Comme le vivant, l’histoire de Jardin’enVie est tout sauf linéaire et prend racine dans de multiples engagements militants et professionnels. Impliqués dans le collectif local d’Attac Drôme-Ardèche en 2001, Valérie et Éric se sont fortement mobilisés contre les OGM notamment en soutenant  les « Dix de Valence » qui ont été jugés pour avoir participé à l’une des premières actions de fauchage de maïs OGM en France. Le 26 août 2001, 200 personnes y  avaient participé. Le 15 janvier 2002, dix d’entre elles étaient jugés en première instance à Valence. Le 8 février, le verdict était rendu, très lourd : 3 à 6 mois de prison (ferme ou avec sursis selon les accusés), de fortes amendes et 40 000 € de dommages et intérêts. La mobilisation comportait plusieurs objectifs : convaincre l’opinion publique que la dissémination des OGM concerne toute la société et pas seulement la profession agricole, créer un fort mouvement de solidarité pour provisionner notamment le paiement des amendes, assister les accusés juridiquement pour éviter les peines de prison et  qu’ils deviennent des martyres à la cause.

Cette mobilisation conduit Valérie et Éric à considérer que le combat contre les OGM et leurs dérivés sera vain, même s’il est gagné ou permet de gagner du temps, si on ne réagit que contre une technologie (OGM, CMS, hybride F1,…) . Les semences industrielles actuelles, présentées comme modernes, sont la conséquence d’une logique économique fondée sur la primauté du droit de propriété.

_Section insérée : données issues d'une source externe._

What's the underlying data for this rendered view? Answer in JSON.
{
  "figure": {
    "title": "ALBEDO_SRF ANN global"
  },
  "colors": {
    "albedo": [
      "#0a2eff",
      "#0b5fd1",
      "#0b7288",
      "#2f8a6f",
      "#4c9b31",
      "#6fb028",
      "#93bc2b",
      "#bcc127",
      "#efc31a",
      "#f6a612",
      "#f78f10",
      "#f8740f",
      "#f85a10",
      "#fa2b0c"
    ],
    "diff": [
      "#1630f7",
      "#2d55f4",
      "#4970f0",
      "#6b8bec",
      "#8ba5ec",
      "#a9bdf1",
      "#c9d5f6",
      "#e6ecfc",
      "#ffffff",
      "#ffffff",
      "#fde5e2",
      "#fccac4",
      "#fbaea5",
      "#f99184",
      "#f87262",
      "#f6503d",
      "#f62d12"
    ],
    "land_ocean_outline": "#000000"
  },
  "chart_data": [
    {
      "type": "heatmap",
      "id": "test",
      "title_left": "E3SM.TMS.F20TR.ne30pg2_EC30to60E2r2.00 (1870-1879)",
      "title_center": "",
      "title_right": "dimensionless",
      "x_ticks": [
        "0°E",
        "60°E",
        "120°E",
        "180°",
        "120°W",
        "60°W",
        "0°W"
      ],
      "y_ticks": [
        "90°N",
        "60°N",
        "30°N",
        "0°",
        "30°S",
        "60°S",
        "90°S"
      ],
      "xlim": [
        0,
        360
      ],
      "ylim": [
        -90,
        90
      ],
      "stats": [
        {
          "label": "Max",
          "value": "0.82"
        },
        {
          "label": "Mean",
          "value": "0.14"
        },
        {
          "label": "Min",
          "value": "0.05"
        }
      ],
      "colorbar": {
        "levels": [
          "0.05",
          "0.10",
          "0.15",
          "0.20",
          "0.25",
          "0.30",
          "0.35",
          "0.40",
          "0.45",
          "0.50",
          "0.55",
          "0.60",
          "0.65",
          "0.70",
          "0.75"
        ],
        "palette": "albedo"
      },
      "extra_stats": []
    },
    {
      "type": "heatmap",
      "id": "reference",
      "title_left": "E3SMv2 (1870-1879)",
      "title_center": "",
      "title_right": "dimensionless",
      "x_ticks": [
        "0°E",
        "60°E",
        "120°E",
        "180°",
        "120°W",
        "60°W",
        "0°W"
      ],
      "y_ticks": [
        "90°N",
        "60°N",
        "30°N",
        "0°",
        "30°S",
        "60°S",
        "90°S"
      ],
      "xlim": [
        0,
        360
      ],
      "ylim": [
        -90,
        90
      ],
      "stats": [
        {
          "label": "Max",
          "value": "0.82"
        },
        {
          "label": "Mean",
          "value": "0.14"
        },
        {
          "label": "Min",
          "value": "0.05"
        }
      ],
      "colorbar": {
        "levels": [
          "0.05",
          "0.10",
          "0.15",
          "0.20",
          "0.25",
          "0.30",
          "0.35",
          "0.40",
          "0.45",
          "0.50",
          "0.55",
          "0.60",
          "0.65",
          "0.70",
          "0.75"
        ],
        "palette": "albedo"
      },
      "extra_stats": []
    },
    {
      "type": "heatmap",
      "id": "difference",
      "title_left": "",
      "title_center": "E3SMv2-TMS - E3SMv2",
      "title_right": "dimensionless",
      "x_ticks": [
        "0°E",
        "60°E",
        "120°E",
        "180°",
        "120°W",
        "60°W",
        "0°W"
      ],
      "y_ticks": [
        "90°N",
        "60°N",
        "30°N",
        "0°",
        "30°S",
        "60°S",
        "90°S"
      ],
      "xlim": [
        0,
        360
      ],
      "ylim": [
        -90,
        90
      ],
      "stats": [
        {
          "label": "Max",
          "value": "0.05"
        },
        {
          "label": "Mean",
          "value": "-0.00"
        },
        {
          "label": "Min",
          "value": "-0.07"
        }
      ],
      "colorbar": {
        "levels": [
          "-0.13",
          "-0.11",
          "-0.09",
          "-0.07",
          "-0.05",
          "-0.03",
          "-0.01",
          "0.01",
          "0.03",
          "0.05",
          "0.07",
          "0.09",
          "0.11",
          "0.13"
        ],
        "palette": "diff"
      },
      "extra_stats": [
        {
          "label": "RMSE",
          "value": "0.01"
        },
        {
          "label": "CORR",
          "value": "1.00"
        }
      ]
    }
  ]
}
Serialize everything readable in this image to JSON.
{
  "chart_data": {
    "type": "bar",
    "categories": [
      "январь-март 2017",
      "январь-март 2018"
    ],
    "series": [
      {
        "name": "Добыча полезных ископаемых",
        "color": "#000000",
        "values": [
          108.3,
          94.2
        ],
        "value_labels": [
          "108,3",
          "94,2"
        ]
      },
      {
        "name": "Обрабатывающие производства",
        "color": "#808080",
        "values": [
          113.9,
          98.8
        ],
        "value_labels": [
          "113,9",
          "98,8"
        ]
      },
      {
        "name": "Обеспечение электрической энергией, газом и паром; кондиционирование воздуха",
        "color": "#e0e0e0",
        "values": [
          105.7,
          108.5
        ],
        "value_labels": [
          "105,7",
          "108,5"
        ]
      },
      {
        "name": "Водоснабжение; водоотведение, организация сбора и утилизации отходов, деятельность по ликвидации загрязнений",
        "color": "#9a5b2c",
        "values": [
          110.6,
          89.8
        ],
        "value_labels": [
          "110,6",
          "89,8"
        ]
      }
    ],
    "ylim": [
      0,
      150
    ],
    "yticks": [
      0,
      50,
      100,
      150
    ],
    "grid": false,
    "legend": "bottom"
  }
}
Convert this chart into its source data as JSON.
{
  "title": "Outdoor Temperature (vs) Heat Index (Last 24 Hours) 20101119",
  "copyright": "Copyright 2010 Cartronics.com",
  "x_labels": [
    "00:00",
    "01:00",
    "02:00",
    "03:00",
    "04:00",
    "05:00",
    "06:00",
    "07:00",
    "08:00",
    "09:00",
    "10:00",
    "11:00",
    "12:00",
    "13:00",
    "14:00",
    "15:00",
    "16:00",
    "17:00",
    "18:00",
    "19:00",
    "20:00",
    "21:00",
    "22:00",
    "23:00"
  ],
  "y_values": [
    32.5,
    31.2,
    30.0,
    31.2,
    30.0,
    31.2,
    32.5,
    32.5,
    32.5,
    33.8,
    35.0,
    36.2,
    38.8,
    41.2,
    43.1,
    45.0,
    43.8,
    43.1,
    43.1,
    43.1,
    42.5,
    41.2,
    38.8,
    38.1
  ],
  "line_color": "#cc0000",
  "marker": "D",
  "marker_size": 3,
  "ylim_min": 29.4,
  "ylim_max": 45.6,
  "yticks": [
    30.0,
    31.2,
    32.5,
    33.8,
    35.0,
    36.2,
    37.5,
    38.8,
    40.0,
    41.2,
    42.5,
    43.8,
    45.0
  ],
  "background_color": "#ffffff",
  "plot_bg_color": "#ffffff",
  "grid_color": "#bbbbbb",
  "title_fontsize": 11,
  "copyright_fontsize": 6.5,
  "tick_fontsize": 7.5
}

Aussi, ils choisissent de contribuer à proposer un modèle économique favorable à l’utilisation et à la diffusion de semences issues de variétés populations libres de droits (pour l’essentiel des variétés connues depuis longtemps, sélectionnées par des paysans/jardiniers sur plusieurs générations). Les règles administratives sur les semences sont régies par une interprofession contrôlée par des multinationales de la semence (Limagrain, Bayer-Monsanto, Syngenta, Dupont,…) et n’autorises à la vente aux professionnels que des semences inscrites au catalogue officiel. Les semences autorisées à la commercialisation sont pour l’essentiel des semences hybrides F1, élaborées en laboratoire après « épuration génétique ». Leurs caractéristiques techniques et/ou les droits de propriétés qui leur sont associés obligent les agriculteurs et les jardiniers amateurs à racheter régulièrement des semences.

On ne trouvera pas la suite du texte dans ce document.